| HN Mirror

It often surprises me that Parquet is not widely known outside of data engineering circles. Most software developers are still mucking around with CSV for large tabular data, which is absolutely the wrong format. Better developers use sqlite, which is less wrong but still wrong. Postgres is closer to the right answer, but for very large, typed tabular data, Parquet is the way to go.

Parquet is a columnar format that is compressed, typed, efficient for columnar queries, append-friendly (though not rewritable), and is a natively supported format for Apache Spark. Parquet libraries are now widely available for most languages (didn't used to be the case, but now they are). I query Parquet files with DuckDB in Python and it blazes through GBs of data in seconds.

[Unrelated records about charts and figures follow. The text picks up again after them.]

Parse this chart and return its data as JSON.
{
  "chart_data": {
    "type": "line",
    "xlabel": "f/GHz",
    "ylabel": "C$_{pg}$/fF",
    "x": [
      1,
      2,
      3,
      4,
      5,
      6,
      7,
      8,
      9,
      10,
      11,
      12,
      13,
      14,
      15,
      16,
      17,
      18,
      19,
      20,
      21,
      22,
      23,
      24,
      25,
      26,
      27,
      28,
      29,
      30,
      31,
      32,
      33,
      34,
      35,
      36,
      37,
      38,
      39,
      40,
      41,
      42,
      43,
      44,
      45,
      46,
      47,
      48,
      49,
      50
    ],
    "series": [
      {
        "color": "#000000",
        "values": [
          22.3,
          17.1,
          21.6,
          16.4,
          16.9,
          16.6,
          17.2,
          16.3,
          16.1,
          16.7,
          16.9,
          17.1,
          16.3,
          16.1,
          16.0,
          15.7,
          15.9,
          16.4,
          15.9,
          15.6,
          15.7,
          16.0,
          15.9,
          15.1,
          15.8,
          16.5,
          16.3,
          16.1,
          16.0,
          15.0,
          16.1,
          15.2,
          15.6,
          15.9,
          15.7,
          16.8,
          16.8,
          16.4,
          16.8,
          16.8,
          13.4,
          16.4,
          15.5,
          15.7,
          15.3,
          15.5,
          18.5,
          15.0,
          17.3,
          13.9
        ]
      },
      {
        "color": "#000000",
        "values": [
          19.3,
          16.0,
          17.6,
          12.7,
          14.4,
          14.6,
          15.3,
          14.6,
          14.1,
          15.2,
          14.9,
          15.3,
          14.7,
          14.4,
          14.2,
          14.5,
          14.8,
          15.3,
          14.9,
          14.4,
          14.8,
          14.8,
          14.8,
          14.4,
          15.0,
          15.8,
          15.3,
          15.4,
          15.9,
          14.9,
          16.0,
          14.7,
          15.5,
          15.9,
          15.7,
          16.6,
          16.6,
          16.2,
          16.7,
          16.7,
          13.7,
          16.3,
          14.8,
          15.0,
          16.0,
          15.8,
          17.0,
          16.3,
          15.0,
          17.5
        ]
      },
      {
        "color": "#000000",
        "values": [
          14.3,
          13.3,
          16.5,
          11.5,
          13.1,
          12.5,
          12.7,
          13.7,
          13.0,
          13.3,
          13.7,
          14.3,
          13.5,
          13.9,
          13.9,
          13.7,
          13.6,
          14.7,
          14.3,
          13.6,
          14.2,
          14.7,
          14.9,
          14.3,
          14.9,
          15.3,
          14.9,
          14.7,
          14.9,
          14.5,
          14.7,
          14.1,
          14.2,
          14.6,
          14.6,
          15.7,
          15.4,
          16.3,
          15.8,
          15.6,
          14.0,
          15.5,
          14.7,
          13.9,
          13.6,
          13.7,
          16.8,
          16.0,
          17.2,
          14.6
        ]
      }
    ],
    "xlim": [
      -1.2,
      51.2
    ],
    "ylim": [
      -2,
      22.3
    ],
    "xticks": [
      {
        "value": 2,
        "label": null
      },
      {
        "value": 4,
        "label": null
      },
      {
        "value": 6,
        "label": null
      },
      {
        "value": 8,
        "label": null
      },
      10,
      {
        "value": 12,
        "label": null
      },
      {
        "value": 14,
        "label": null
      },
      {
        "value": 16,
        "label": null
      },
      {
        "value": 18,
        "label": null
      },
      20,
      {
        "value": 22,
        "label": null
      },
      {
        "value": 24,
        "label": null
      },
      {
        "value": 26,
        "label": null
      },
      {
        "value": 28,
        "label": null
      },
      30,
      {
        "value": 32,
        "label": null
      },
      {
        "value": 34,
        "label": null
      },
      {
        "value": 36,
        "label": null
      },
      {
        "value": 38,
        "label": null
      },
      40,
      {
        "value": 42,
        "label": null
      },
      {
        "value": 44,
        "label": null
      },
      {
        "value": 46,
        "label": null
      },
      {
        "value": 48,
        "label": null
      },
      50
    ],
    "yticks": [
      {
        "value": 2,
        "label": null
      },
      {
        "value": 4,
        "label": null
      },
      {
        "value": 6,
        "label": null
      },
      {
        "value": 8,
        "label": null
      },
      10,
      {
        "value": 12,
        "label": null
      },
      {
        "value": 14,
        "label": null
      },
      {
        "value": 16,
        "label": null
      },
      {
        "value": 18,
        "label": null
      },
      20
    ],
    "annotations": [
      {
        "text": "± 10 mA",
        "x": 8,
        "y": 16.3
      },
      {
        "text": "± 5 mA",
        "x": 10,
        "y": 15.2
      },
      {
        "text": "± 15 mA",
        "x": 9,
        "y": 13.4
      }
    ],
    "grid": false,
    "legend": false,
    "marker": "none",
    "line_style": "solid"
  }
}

At work, the canonical format is TSV (tab separated values) which despite being human-readable, is huge, inefficient to query and does not support data types.

When I have to work with large TSV files (10GB or larger), I first convert them into 500MB Parquet files. The latter are faster, smaller and less prone to type errors. Because columnar formats like Parquets are indexed, I can do complex operations like joins, window functions, aggregations on them in a performant way, while any similar operation on TSV files will trigger a table scan each time.

I recently ran a Spark job on a very large TSV file which took over 8 hours and timed out. A Spark job on the same data represented in Parquet completed in 5 minutes.